"Itu anak-anak siapa? dia minta gak dilahirkan ke dunia? Kemudian apa yang kalian inginkan anak kalian dapatkan? Bisakah itu didapatkan dari pembantu/nanny/daycare?"
Kurang lebih seperti itu dan kemudian pertanyaan berlanjut, apakah uang yang kami berdua kumpulkan cukup memiliki arti dalam hidup anak kami nantinya? Dengan gilanya ritme kehidupan kerja di Jakarta yang mengharuskan kami berangkat dari rumah sesaat sebelum matahari terbit dan sampai di rumah  jauh setelah matahari terbenam, apakah waktu kami akan cukup untuk dapat mengkompensasi waktu yang sudah kami habiskan seharian di kantor untuk sekeping quality time bersama anak kami?
Kami merasa waktu setelah kembali dari kantor sepertinya kurang.
Solusinya apa? Jawabannya cukup jelas.
Salah satu dari kami sepertinya harus merelakan sekian juta rupiah per bulan untuk dapat mendampingi anak kami di rumah.
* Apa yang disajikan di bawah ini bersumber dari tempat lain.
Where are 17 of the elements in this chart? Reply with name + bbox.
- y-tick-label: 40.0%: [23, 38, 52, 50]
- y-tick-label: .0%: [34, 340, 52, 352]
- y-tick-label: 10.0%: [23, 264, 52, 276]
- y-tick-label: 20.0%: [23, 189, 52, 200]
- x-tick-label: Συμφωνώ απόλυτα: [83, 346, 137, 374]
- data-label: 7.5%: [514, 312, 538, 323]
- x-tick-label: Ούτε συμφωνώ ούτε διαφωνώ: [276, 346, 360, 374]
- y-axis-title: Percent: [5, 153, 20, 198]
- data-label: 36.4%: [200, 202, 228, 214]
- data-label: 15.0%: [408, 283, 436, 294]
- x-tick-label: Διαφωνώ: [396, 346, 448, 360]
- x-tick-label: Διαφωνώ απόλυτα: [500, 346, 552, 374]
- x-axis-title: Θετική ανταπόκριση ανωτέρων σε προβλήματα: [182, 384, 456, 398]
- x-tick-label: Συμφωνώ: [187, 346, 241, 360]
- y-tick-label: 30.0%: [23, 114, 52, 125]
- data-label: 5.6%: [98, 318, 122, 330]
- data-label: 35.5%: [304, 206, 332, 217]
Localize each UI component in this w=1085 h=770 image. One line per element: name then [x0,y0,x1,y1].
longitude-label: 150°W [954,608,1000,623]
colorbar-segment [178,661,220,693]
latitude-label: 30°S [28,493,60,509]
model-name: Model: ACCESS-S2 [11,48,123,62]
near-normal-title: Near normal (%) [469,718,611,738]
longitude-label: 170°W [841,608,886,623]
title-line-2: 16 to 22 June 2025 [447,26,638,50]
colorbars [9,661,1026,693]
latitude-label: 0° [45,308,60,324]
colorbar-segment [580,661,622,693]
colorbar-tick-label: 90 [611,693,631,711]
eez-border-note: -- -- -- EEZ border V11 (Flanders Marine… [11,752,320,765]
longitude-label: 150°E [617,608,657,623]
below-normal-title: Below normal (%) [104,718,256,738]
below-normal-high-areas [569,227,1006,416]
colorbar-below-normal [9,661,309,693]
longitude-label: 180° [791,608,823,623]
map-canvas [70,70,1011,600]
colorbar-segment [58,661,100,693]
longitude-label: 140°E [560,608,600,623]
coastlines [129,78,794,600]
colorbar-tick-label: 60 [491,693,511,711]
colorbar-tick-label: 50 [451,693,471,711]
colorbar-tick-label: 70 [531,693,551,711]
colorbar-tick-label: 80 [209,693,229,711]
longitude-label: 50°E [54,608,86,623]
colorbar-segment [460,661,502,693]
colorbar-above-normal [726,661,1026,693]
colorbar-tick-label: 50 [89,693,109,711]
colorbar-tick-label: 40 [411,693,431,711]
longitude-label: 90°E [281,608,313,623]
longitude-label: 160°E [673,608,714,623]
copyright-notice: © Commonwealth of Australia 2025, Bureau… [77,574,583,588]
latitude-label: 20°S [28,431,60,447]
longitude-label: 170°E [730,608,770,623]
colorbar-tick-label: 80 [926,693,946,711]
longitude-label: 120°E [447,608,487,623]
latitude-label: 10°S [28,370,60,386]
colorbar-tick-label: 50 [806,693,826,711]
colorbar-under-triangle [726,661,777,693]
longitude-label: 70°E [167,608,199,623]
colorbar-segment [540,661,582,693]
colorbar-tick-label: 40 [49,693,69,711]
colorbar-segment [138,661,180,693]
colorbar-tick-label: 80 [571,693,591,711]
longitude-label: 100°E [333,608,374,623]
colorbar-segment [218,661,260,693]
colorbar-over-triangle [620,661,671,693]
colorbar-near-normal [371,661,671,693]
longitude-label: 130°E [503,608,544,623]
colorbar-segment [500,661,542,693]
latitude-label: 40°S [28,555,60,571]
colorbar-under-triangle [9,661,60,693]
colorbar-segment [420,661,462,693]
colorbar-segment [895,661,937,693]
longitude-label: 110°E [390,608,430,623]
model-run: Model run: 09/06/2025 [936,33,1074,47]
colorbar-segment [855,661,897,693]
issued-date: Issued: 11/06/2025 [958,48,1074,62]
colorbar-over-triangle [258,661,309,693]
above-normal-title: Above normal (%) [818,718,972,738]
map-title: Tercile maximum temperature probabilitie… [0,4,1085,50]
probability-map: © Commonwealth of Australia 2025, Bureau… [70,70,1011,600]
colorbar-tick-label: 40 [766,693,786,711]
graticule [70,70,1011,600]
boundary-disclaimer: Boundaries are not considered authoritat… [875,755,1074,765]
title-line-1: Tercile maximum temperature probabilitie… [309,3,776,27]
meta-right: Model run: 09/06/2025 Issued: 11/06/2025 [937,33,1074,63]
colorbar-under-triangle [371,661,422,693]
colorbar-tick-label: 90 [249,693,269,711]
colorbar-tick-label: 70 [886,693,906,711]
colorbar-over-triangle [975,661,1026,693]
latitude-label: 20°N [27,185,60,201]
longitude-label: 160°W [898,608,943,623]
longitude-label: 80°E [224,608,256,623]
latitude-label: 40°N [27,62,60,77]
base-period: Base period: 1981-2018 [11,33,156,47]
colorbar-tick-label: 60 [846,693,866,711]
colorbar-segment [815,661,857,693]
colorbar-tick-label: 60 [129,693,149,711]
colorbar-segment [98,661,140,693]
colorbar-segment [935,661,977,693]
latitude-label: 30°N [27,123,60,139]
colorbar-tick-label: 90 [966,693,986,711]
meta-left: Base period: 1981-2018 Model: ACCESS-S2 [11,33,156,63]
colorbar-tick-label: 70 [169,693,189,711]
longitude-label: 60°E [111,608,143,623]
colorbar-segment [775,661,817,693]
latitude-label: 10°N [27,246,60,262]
Harus merelakan sekian juta dari dana yang bisa kami investasikan untuk dana pensiun dan dana pendidikannya karena bagaimanapun kami akan menginvestasikan waktu kami untuk harta kami yang paling berharga, anak kami.
Pertanyaan siapa yang harus berhenti bekerja selanjutnya adalah pertanyaan terbesar. Saya tahu mungkin banyak yang akan bilang istri sayalah yang seharusnya berhenti bekerja dan lain sebagainya, tapi kami memiliki gunung kami sendiri untuk kami daki. Jadi, sekarang kami hanya bisa berdoa yang terbaik dan semoga apapun yang kami putuskan nantinya semoga Allah memberikan jalan keputusan yang terbaik.